# The Strange Bastard Boost



## Chuck D. Bones (Dec 15, 2019)

I've had it in my mind to build a Range Master style boost for a while, here's the final result.  I borrowed elements from the LovePedal Church of Tone and the Catlinbread Naga Viper.  It started out with a single NPN Ge transistor gain stage.  I did not like the way it loaded the pickups, Humbuckers or single coil.  It lacked sparkle.  I tried putting a buffered bypass pedal (DS-1) in front of it and the sound opened right up.  So I added a FET buffer at the input.  What I ended up with sort of resembles an EQD Crimson drive, only with the CoT's variable gain/bias control and the Viper's variable treble boost.  Since the JFET was not in the original vero layout, I had to cram it in wherever it would fit.  The 1M anti-pop resistor ended up on the stomp switch.  Anyway, here it is in its final form.

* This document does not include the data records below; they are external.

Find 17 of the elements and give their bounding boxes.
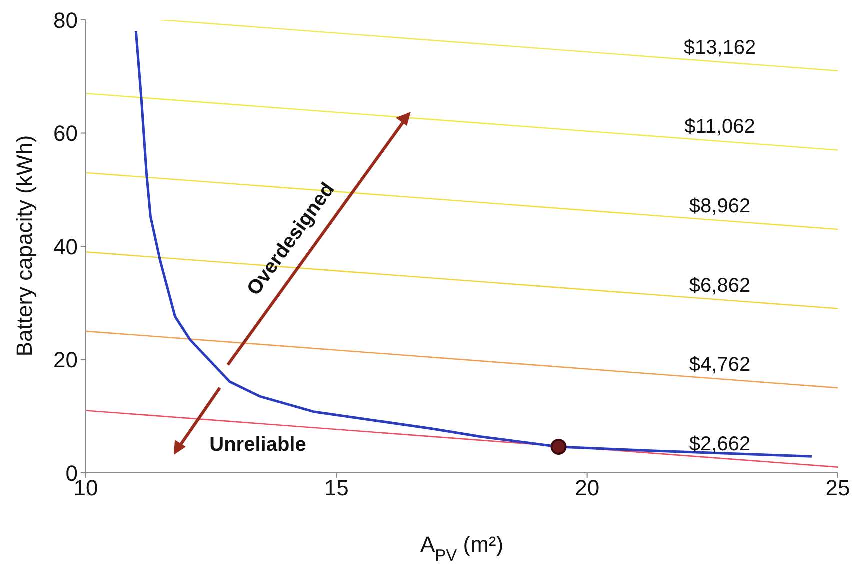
x-axis-title: A$_{PV}$ (m²) (420, 532, 504, 565)
annotation: Unreliable (210, 434, 306, 456)
x-tick-label: 25 (826, 476, 850, 501)
series-label: $8,962 (689, 196, 751, 218)
y-tick-label: 20 (54, 348, 78, 373)
series-label: $13,162 (684, 36, 756, 59)
x-tick-label: 15 (324, 476, 349, 501)
y-tick-label: 60 (54, 121, 78, 146)
series-label: $2,662 (689, 433, 751, 456)
series-label: $6,862 (689, 274, 751, 297)
y-tick-label: 40 (54, 234, 78, 260)
x-tick-label: 20 (575, 476, 600, 501)
series-label: $4,762 (689, 354, 751, 376)
series-label: $11,062 (684, 116, 756, 138)
y-axis-title: Battery capacity (kWh) (12, 135, 37, 357)
y-tick-label: 80 (54, 8, 78, 33)
line-series (134, 30, 814, 458)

How about that aqua blue LED?





Here it is pre-wired, just before the board went in.  I have quite a few Mammoth pots left in my stash!  The Tayda boxes are powder coated on the inside as well.  I made sure the pots and jacks all have tooth washers to bite thru the paint.

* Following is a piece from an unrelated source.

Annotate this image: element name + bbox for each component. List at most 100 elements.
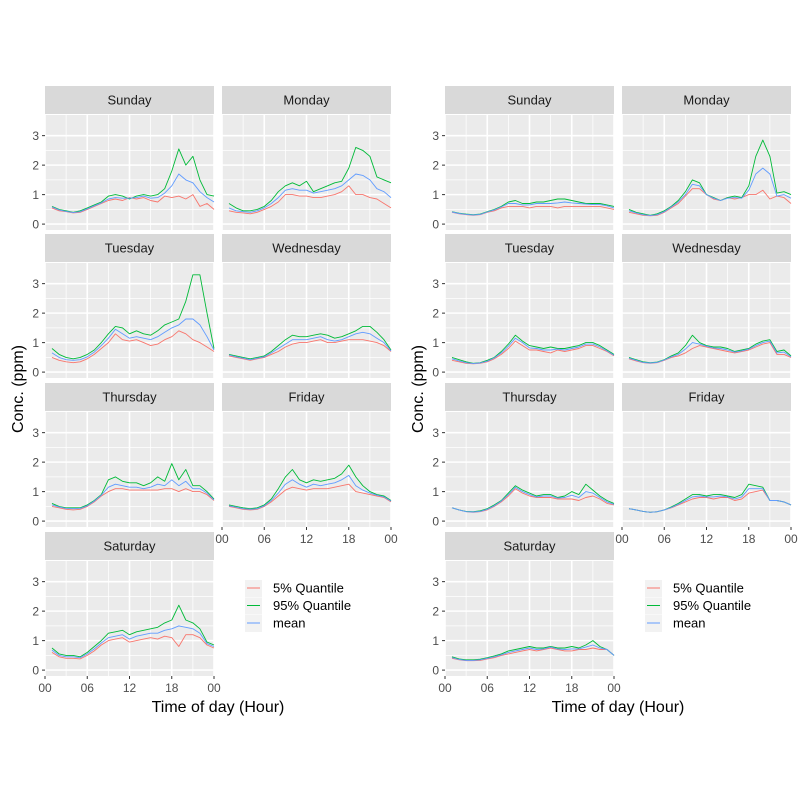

I had to alter the outboard wiring a little bit when I added the buffer.  Not shown: I insulate the board by wrapping an old business card around it.





The CLIP switch disconnects the diodes for clean boost.  The TONE pot rolls back the bass when turned clockwise.  The GAIN pot varies the gain from 5dB to 36dB.  Because the GAIN pot also varies the bias, it makes the scratchy noise when turned.  With CLIP off, this pedal is capable of over 6Vp-p output.  I added C8 to smooth out the distortion when CLIP is on.  Because the diode clipping is asymmetric, I added C6 and R8 to remove any residual DC in the output waveform.  A variety of JFETs and Ge transistors will work in this circuit.  For the gain stage, I used a Russian MP38A.  Any low-to-medium gain Germanium transistor will work.  The one I used has hFE = 65.


----------



## Mourguitars (Dec 16, 2019)

Very cool CDB !

On that board do you solder paths  on the backside of the circuit to tie everything together ?

Mike


----------



## Chuck D. Bones (Dec 16, 2019)

No, it's a Vero-style board.  Here's a pic.  Note the circular cuts that separate segments in some of the rows.  In the lower right corner, I deliberately jumpered two rows together.  This pic has a solder splash in it that accidentally shorted two segments.  See if you can spot it.  If I'd done a better job inspecting my own work, I would have found it _before _installing the board and powering it up.


----------



## Mourguitars (Dec 16, 2019)

on the bottom left 4th row up 4th joint in going down to the 3rd row ?


----------



## Chuck D. Bones (Dec 16, 2019)

Nope.  It wasn't really a fair question because you have to tilt the board back and forth to see what's touching and what's not.  It's the 2nd & 3rd row from the top, 4th hole from the left.


----------



## Mourguitars (Dec 16, 2019)

Chuck D. Bones said:


> Nope.  It wasn't really a fair question because you have to tilt the board back and forth to see what's touching and what's not.  It's the 2nd & 3rd row from the top, 4th hole from the left.




Ok i seen that as well, so those boards are sensitive to those over splash solder huh ?


----------



## Chuck D. Bones (Dec 16, 2019)

There's no solder mask, so one has to be careful and inspect thoroughly.  The clearances aren't any closer than the board we build here, but solder mask makes a huge difference.


----------



## cooder (Feb 13, 2022)

How did I miss this?!?
On the to do list...


----------



## Joshhr (Feb 13, 2022)

Out of curiosity, what’s the purpose of the resistor in the 3pdt switch?


----------



## cooder (Feb 13, 2022)

1 Meg pull down anti pop resistor at input. Would typically be on board when space available.


----------